The Russian Jefferson, or “The Worst Fraud that Ever Came Out of Russia” to the United States

The Russian Jefferson, or “The Worst Fraud that Ever Came Out of Russia” to the United States
Date
Event Sponsor
Stanford Slavic Colloquium, Slavic Languages and Literatures
Location
Building 260, Pigott Hall, Room 216

Ivan Narodny (1869-1953) was a Russian-Estonian-American "revolutionist," journalist, writer, art critic, modernist playwright, "friend" of Roosevelt, Gorky, Lenin, Tolstoy, Roerich, and Sibelius, arms dealer, dance master, con-man, madman, Kulturträger, and Theosophist. He was the founder of the imaginary United States of Russia and author of its Declaration of Independence (1908), as well as a peculiar "Greenwich village" religion of art. He was also a creator of a number of literary frauds, including a legend of Esenin's death and a myth of Shangri-La, which spread all over the world via the agency of the Hearst papers. In this paper, Vinitsky will consider the "cultural psychography" (or, in terms of Narodny, the mimodrama) of this colorful individual as a re-enactment of certain cultural trends and ideas characteristic of the American society of the 1900-40s. 

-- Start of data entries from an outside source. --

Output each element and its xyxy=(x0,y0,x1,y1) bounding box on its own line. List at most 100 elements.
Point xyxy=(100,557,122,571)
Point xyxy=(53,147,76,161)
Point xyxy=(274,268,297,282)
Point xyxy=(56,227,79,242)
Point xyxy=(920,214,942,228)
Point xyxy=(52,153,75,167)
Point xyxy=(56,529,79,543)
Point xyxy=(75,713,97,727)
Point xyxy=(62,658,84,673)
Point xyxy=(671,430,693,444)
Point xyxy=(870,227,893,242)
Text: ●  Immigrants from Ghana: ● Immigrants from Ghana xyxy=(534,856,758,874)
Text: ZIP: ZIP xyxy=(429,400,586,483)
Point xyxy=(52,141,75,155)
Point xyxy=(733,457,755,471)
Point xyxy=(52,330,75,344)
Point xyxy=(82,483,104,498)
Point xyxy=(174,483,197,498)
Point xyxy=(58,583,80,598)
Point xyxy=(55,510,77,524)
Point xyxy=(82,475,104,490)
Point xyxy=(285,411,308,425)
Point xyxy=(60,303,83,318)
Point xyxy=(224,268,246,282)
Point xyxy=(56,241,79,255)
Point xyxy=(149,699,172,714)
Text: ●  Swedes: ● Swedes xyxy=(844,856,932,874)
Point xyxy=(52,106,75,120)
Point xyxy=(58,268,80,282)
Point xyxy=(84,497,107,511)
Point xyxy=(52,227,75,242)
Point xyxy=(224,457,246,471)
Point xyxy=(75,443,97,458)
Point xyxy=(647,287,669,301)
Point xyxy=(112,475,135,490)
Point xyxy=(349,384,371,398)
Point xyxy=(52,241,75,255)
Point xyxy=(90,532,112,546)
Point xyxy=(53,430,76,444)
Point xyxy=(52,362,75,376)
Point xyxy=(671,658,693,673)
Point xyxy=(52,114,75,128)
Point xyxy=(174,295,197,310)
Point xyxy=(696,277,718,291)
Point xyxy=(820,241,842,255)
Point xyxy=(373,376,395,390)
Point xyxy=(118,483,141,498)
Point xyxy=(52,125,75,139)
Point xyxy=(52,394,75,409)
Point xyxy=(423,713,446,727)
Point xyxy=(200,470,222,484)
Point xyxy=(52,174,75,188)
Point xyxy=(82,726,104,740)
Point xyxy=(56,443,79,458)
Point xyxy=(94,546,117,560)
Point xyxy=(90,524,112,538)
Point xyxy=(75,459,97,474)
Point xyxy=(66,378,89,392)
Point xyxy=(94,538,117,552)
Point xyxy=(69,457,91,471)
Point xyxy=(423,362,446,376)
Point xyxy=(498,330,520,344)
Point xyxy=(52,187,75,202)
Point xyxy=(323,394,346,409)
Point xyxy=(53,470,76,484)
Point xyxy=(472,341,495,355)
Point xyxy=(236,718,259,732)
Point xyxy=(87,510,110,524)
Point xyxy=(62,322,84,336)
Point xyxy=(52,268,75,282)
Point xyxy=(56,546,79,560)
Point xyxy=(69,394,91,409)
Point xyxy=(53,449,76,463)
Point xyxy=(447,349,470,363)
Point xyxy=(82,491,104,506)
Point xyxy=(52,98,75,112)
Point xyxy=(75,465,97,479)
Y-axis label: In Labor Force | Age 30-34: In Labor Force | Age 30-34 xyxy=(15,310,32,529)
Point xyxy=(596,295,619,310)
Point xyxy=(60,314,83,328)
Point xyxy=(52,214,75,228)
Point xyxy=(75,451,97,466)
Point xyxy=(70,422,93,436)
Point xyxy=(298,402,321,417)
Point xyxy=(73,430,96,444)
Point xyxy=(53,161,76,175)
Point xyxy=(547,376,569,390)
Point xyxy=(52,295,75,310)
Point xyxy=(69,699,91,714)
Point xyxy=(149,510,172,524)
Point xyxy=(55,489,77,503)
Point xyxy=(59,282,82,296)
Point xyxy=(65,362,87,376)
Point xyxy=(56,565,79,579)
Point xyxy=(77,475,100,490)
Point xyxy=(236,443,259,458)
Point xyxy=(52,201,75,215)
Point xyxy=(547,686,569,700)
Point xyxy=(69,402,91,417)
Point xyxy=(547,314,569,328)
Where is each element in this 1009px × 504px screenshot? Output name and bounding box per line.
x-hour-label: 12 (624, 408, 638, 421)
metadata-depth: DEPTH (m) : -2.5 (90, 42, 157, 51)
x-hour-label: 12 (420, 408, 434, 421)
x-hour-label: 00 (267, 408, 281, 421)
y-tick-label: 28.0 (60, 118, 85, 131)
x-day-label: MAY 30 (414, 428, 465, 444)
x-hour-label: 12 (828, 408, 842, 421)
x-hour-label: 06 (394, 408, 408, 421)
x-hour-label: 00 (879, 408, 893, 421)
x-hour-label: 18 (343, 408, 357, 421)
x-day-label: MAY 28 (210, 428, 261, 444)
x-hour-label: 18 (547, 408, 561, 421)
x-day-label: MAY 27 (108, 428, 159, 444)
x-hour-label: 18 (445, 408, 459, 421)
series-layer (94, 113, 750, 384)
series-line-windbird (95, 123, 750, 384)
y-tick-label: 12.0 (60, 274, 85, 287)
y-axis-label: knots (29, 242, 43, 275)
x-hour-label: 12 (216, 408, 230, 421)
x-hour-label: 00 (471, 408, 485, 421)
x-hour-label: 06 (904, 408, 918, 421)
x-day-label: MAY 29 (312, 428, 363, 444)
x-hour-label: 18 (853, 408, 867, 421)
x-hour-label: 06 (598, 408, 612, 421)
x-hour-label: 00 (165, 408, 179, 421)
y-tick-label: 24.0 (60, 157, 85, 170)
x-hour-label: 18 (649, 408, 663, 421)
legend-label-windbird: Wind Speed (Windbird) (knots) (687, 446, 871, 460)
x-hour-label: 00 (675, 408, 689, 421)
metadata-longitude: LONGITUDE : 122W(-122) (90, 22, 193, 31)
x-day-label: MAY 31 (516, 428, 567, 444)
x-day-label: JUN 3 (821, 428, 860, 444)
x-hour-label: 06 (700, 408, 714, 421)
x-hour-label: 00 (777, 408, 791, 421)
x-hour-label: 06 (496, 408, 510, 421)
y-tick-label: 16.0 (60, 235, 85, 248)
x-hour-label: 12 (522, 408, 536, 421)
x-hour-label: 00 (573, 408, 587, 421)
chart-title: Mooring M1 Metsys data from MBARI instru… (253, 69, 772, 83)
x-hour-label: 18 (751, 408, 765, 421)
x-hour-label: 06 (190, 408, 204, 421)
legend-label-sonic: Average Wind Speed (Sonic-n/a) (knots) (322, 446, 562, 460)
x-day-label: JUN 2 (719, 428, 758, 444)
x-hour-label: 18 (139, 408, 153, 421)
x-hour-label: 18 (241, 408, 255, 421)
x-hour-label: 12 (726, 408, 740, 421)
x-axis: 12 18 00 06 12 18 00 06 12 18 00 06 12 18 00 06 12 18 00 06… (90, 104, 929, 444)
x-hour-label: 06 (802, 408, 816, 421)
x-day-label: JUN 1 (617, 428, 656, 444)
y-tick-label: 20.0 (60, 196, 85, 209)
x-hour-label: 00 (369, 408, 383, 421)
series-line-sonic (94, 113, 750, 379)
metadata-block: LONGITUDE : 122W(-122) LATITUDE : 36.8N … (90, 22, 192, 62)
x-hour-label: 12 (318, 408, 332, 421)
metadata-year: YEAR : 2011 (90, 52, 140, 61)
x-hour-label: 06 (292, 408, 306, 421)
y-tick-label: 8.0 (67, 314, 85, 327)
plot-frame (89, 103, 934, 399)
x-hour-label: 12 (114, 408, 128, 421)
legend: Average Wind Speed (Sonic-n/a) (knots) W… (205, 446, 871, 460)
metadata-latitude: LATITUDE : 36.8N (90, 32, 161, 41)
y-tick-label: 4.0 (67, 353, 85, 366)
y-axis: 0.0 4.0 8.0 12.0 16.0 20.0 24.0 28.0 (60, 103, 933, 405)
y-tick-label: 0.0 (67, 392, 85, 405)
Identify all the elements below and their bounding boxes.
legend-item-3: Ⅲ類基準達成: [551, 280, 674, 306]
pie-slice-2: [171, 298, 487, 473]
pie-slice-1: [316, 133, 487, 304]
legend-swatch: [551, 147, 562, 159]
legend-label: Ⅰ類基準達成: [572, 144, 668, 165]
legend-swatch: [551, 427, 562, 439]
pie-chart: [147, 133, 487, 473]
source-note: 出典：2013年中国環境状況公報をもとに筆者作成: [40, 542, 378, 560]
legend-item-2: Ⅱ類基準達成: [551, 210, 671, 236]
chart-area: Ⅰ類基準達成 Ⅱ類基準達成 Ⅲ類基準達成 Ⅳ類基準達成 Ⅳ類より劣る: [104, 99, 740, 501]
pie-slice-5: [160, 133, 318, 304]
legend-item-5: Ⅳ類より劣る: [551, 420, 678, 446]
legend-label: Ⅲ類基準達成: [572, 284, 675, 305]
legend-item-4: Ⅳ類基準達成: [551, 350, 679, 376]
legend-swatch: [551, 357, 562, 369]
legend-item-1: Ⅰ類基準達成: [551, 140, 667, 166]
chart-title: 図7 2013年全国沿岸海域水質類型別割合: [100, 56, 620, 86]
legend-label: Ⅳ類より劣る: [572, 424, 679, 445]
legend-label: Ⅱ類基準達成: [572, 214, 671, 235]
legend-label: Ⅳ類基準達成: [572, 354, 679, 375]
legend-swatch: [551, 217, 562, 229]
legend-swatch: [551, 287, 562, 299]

Ilya Vinitsky is Professor of Russian at Princeton University. His main fields of expertise are Russian Romanticism and Realism, the history of emotions, nineteenth- century intellectual and spiritual history, and Russian and American cultural ties. His books include Ghostly Paradoxes: Modern Spiritualism and Russian Culture in the Age of Realism (University of Toronto Press, 2009), Vasily Zhukovsky's Romanticism and the Emotional History of Russia (Northwestern University Press, 2015) and The Count of Sardinia: Dmitry Khvostov and Russian Culture (Moscow: New Literary Observer, 2016; in Russian).